Wednesday, February 22, 2012

Quince ( Cydonia oblonga )

Fruit Warehouse | Quince ( Cydonia oblonga ) | Quince is used as a food plant by the larvae of some Lepidoptera species Including brown-tail, Bucculatrix bechsteinella, Bucculatrix pomifoliella, Coleophora cerasivorella, Coleophora malivorella, green pug moth and winter. The immature fruit is green with dense gray-white pubescence, most of the which rubs off before maturity in late autumn when the fruit changes color to yellow with hard, strongly perfumed flesh.

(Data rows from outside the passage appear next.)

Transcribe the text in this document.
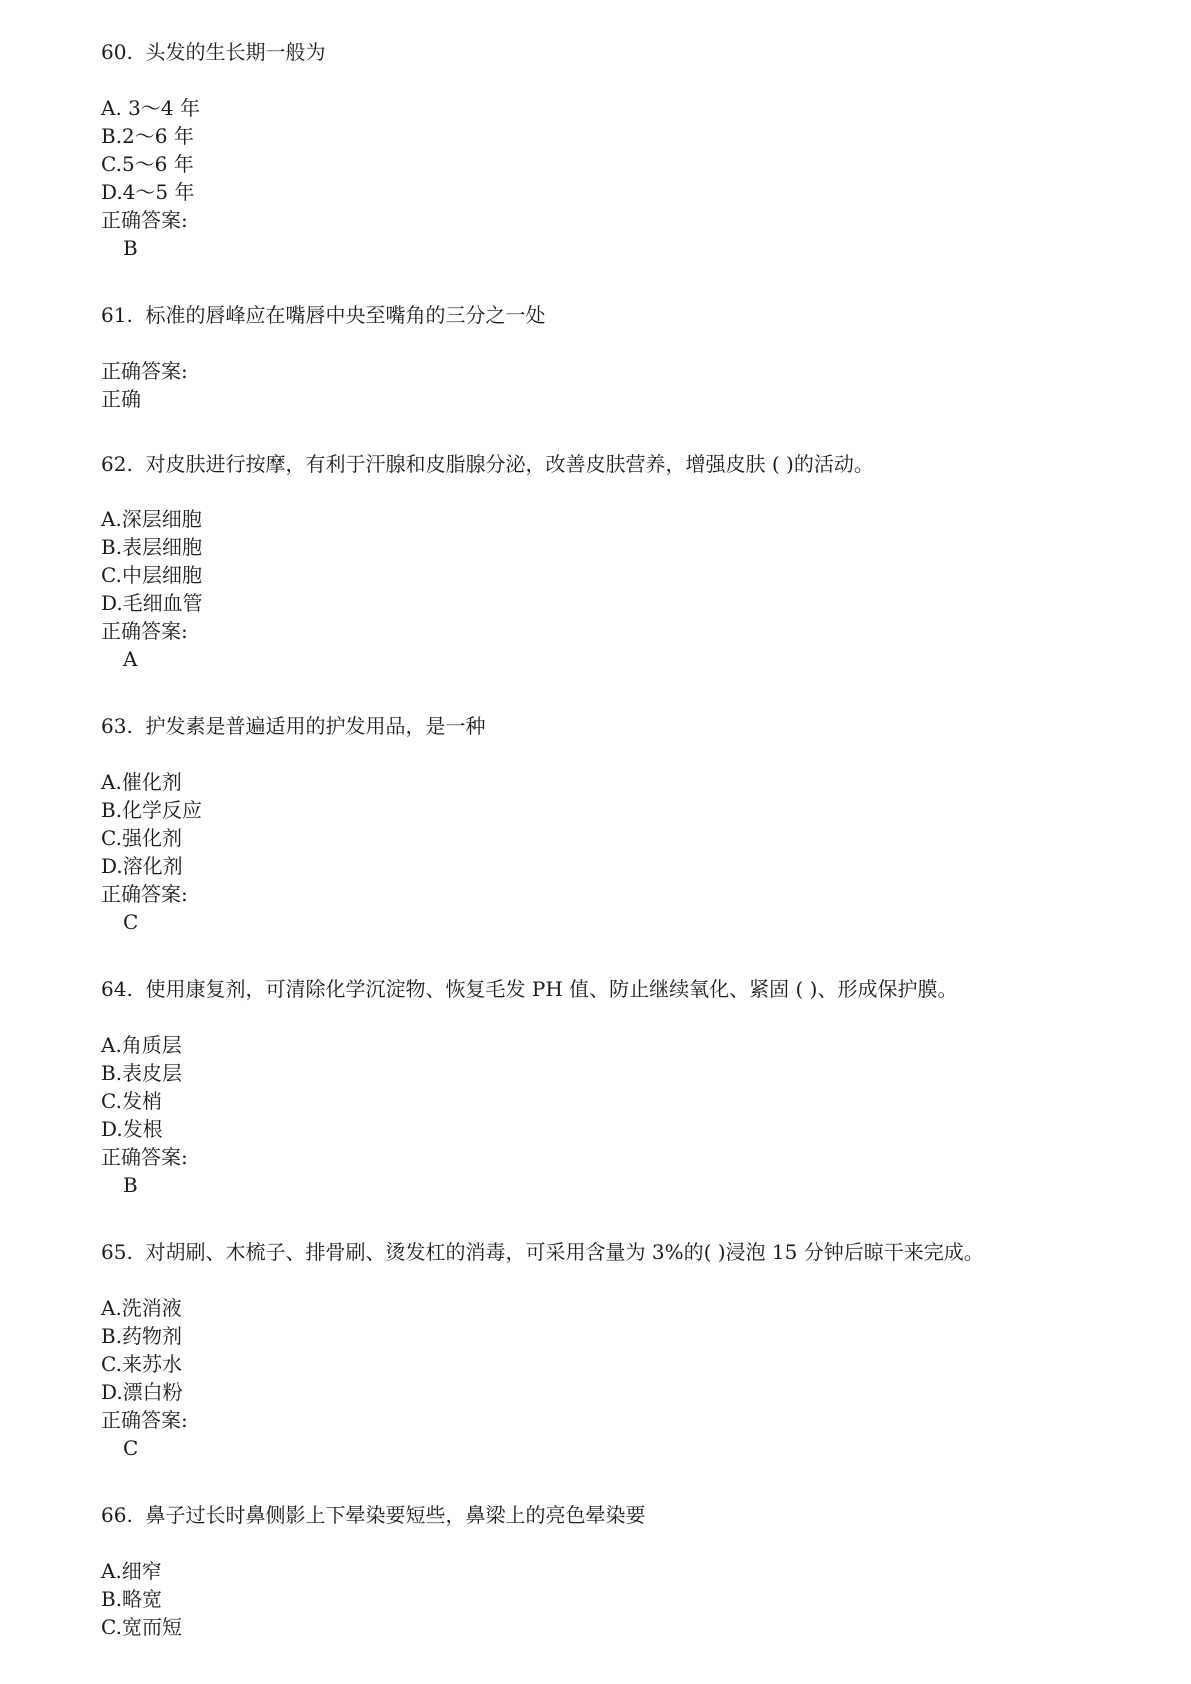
60. 头发的生长期一般为
A. 3～4 年
B.2～6 年
C.5～6 年
D.4～5 年
正确答案:
B
61. 标准的唇峰应在嘴唇中央至嘴角的三分之一处
正确答案:
正确
62. 对皮肤进行按摩，有利于汗腺和皮脂腺分泌，改善皮肤营养，增强皮肤 ( )的活动。
A.深层细胞
B.表层细胞
C.中层细胞
D.毛细血管
正确答案:
A
63. 护发素是普遍适用的护发用品，是一种
A.催化剂
B.化学反应
C.强化剂
D.溶化剂
正确答案:
C
64. 使用康复剂，可清除化学沉淀物、恢复毛发 PH 值、防止继续氧化、紧固 ( )、形成保护膜。
A.角质层
B.表皮层
C.发梢
D.发根
正确答案:
B
65. 对胡刷、木梳子、排骨刷、烫发杠的消毒，可采用含量为 3%的( )浸泡 15 分钟后晾干来完成。
A.洗消液
B.药物剂
C.来苏水
D.漂白粉
正确答案:
C
66. 鼻子过长时鼻侧影上下晕染要短些，鼻梁上的亮色晕染要
A.细窄
B.略宽
C.宽而短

Quince is resistant to frost and requires a cold period below 7 ° C to flower properly. In Europe, quinces are commonly grown in central and southern areas where the summers are sufficiently hot for the fruit to fully ripen. They are not grown in large amounts; Typically one or two quince trees are grown in a mixed orchard with apples and other fruit Several trees: They were so grown in the 18th-century New England Colonies, where there was always a quince at the lower corner of the vegetable garden, Ann Leighton notes in records of Portsmouth, New Hampshire and Newburyport, Massachusetts. That Charlemagne directed quinces be Planted in well-stocked orchards. Chaenomeles japonica (Japanese quince) is Sometimes grown as a substitute for quince, though its fruit has an inferior flavor.Almost all of the quinces in North American specialty markets come from Argentina.

When a baby is born in Slavonia (Croatia), a quince tree is Planted as a symbol of fertility, love and life. In parts of Afghanistan, the quince seeds are collected and boiled and then ingested to combat pneumonia.